Moonsoul

This is metaphorical. Perhaps if we felt more deeply the impact left behind, as we move in and out of relationships, of any kind — maybe we would conduct ourselves differently.

 

This day
I come upon a stranger
standing by the road
looking sad

heavy box held in her arms
clutched close to her breast

she stares into my eyes
expressionless

her gaze stops me still
fixes me in place

her face
tired and drawn
any light in her eyes
is gone

I draw close enough to see
a vague familiarity

she lifts her eyes to mine
and deeply sighs

before you ask
I am sworn
a sorrowful task
a collector of tears
shed in moonlight
tears caused by one
who‘s not contrite
guilty of love’s betrayal
who’s inflicted painful strife
and staggering sorrow
into another’s broken life

she concludes
and offers out her hands
that open on the box

filled with apprehension
I reach and grasp the case
lift it cautiously from her grip
lower it to my feet
gently as I place

opening it slowly
hesitant and tense
to reveal its strange contents

a small dull crescent moon shape
suspended in a most beautiful
dark cerulean jar

mute with wonder
I behold
staring into the beautiful blue
haunted as I do

this is yours
she explains
it is the moonsoul
of the loversmoon
under which you fell in love
and under which again
you later broke your lover’s heart

she continues

every moon casts its spell
quite differently
this special loversmoon
belonged to you and she
but now this loversmoon has died

I am the shadow
of your lover’s sorrows
I will be gone tomorrow
but this night
I visit you

I collected this moonsoul
long ago
the night you broke her heart

kept in this jar of cerulean blue
I present it now to you
for you see
your lover’s soul
has passed on
she is gone
she need no longer carry
this heavy burden

she was a technicolor
wish-upon big-eyed dreamer
when first you met her
but she was cry-alone
stay-at-home broken
when you turned and left her

you are guilty
of the death
of the love you shared
snuffed by your cheating ways
now you must carry this moonsoul
until your end of days

her words fall heavy upon me
bring tears to my eyes
as I realize
the burden of this moonsoul
is mine beyond the grave
there is no one who can save
me from this awful plight
a pain that’s mine by right

eyes lowered in fatigue
forlornly
she sighs
and gently cries

it was on a moonlit night
like this
the painful burden
of this moonsoul
was set upon her broken heart
I have carried it
since she passed
but for too long

it’s now come to you
at last

looking into my eyes
as though my dark soul she can see
she points accusingly at me

you must now atone
for your destructive lies
for your lover’s broken heart

it is written
in the fool’s book of sorrows
what were her yesterdays
will now be your tomorrows

now you must bend and lift
and clutch this burden to your breast
to struggle with its weight
to feel its sad unrest

you now understand
what was your abandoned lover’s fate
your debt can no longer wait
the guilt that surrounds this moonsoul
the guilt you’ve avoided ‘til tonight
is now brought into the light

karma has caught up with you
as eventually it does
for the hurtful things we do

you slowly slayed
your special loversmoon
those times you were untrue

your lover’s been set free
now this guilt and sorrow
passes on to you
where certainly it should be
it’s now you must feel sad
and deeply sorry too

*
rob kistner © 2022

Poetry at: The Sunday Muse

 

16 thoughts on “Moonsoul”

  1. These reach deep into their respective stories and limn the sadness left in the wake of chasing after something (anything?) more/better/different than what you have. The confrontations of choice can hurt.
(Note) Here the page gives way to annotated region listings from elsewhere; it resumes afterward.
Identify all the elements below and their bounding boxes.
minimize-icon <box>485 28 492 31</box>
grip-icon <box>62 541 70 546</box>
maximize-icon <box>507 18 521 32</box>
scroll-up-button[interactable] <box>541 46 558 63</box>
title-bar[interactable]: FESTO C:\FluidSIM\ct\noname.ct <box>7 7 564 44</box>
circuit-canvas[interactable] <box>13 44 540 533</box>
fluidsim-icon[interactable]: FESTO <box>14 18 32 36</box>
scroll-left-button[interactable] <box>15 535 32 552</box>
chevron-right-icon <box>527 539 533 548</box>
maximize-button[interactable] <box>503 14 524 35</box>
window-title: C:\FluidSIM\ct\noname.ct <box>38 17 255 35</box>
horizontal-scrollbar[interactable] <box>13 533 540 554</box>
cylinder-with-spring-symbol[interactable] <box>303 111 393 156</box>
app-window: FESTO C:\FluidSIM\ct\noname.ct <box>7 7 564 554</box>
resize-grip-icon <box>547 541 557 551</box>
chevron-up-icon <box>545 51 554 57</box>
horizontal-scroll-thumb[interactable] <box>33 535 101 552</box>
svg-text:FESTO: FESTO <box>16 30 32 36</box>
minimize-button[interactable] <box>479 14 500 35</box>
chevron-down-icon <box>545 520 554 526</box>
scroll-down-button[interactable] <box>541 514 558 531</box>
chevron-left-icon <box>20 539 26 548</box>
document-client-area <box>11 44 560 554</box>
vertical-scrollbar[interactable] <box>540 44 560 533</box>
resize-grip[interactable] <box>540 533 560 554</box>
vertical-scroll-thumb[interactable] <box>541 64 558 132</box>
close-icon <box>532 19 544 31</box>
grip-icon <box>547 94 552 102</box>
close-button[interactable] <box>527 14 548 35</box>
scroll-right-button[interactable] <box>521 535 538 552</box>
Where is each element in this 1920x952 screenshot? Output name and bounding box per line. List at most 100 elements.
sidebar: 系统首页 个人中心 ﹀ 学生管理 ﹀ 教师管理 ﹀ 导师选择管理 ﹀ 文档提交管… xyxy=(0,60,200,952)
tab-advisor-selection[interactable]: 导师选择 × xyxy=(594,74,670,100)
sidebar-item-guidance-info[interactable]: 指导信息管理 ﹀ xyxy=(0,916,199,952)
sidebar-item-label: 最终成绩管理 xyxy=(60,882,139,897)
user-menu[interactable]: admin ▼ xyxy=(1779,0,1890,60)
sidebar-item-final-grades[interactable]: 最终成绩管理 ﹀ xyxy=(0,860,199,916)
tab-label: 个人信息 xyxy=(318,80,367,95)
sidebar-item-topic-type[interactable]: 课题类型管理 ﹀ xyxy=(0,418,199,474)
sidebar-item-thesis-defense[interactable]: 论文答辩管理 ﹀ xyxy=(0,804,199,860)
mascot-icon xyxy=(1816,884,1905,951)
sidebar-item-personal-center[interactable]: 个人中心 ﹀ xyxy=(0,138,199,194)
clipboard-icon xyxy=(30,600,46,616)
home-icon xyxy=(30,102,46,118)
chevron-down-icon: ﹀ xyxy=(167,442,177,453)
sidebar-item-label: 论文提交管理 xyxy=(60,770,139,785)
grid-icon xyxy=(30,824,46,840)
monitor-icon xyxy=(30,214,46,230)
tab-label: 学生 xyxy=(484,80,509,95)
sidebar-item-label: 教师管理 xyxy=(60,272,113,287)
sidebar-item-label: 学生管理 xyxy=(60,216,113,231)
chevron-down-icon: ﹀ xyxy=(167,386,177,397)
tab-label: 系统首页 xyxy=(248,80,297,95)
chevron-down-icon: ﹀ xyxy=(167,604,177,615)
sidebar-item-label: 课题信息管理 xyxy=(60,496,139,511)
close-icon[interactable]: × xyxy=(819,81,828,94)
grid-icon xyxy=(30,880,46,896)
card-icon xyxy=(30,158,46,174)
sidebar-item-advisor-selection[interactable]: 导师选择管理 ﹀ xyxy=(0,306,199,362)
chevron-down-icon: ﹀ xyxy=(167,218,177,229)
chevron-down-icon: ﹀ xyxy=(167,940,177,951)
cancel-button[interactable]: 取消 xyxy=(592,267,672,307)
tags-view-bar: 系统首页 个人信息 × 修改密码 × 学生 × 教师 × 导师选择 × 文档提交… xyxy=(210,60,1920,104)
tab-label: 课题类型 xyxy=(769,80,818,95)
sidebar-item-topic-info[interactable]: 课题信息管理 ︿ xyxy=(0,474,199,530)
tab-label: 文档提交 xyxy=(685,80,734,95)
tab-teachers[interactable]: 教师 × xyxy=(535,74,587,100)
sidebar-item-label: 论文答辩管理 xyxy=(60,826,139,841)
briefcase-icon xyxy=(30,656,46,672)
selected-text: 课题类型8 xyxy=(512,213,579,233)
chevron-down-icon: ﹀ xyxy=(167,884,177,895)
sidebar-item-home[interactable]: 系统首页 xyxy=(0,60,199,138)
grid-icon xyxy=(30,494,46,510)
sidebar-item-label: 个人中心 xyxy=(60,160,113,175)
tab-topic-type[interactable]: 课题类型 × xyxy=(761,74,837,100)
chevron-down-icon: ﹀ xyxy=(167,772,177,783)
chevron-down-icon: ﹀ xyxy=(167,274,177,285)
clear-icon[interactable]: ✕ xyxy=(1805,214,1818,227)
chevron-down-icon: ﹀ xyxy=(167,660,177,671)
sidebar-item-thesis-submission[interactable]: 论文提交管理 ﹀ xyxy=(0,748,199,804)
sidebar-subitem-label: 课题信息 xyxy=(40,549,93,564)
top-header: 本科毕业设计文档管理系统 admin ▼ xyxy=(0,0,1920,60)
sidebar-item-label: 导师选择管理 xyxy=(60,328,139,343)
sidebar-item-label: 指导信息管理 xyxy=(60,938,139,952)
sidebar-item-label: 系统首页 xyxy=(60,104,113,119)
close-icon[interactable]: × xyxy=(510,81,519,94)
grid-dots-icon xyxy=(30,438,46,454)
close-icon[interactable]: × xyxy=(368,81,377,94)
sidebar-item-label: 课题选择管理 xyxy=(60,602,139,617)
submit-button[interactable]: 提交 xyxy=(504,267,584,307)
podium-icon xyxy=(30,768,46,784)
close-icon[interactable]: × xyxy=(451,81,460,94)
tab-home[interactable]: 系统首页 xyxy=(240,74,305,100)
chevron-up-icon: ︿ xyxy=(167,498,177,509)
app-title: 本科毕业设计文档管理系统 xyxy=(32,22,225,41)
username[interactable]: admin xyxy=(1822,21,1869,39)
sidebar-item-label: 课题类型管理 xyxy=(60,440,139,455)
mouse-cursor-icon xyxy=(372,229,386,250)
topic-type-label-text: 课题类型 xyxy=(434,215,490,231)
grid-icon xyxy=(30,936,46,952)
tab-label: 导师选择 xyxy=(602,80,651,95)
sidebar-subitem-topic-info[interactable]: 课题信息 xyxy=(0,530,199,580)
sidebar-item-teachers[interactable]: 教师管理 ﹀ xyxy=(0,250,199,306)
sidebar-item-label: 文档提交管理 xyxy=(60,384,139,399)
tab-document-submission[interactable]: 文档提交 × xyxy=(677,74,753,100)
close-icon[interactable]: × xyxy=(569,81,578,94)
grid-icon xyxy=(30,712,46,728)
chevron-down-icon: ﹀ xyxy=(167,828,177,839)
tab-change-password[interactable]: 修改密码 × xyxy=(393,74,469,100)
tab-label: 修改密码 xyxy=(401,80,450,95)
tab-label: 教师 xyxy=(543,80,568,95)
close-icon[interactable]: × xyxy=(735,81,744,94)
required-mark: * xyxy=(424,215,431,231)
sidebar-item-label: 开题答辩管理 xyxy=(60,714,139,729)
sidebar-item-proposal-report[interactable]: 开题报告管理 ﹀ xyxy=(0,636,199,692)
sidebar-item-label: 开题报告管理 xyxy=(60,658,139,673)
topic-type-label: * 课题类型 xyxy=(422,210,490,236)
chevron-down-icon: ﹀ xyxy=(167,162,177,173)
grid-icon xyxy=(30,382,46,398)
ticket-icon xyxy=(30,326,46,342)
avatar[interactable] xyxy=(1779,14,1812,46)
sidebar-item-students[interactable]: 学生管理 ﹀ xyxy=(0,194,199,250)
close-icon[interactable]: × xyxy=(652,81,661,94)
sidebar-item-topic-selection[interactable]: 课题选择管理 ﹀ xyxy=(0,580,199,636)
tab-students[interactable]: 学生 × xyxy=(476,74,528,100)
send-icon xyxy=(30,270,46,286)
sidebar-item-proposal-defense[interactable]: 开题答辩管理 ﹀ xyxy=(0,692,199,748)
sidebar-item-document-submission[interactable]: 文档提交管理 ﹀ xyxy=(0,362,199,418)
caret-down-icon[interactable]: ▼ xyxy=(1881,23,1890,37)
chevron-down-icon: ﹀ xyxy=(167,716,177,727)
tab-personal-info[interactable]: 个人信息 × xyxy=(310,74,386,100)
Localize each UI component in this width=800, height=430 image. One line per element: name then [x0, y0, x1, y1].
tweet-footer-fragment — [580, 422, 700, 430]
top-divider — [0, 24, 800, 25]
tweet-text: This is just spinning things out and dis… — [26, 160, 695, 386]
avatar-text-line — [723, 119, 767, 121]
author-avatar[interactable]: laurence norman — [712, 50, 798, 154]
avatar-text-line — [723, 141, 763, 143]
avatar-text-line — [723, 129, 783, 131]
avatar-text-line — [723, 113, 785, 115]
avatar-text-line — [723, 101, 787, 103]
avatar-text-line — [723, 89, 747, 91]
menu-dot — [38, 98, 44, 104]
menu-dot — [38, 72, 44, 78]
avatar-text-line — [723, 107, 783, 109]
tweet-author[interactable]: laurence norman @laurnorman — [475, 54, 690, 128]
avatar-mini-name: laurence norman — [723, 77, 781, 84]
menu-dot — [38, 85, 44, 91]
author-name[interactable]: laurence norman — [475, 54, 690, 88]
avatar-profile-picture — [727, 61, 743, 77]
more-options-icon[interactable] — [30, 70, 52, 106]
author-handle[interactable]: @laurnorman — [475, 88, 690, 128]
    1. This is metaphorically representative Chrissa. Too many people move in and out of relationships, no matter what the nature is, without any thought to what impact they leave in the wake of that relationship. Perhaps if people could feel more deeply the impact they leave behind, maybe people would conduct themselves differently.

  2. No second chance for a “B” like him. I relate to this, Rob, liked it a lot. I was in your lass’s place, she fell for a student’s line.
    Second marriage was skeptical for me, that finally ended and wev’e been married 49 years now.
    ..

  3. to struggle with its weight
    to feel its sad unrest

    Love this assertion Rob! How true it is! One will eventually be in a situation defensive in nature that it might have a hold so strong to affect life itself!

    Hank

    1. Thank you much Helen. I got drawn in, as the image prompts unfolded this tale for me — couldn’t stop ‘til I reached the end. Also Helen, again, I am so sorry for the loss of Bev. I will miss her too. She had a vital creative spirit.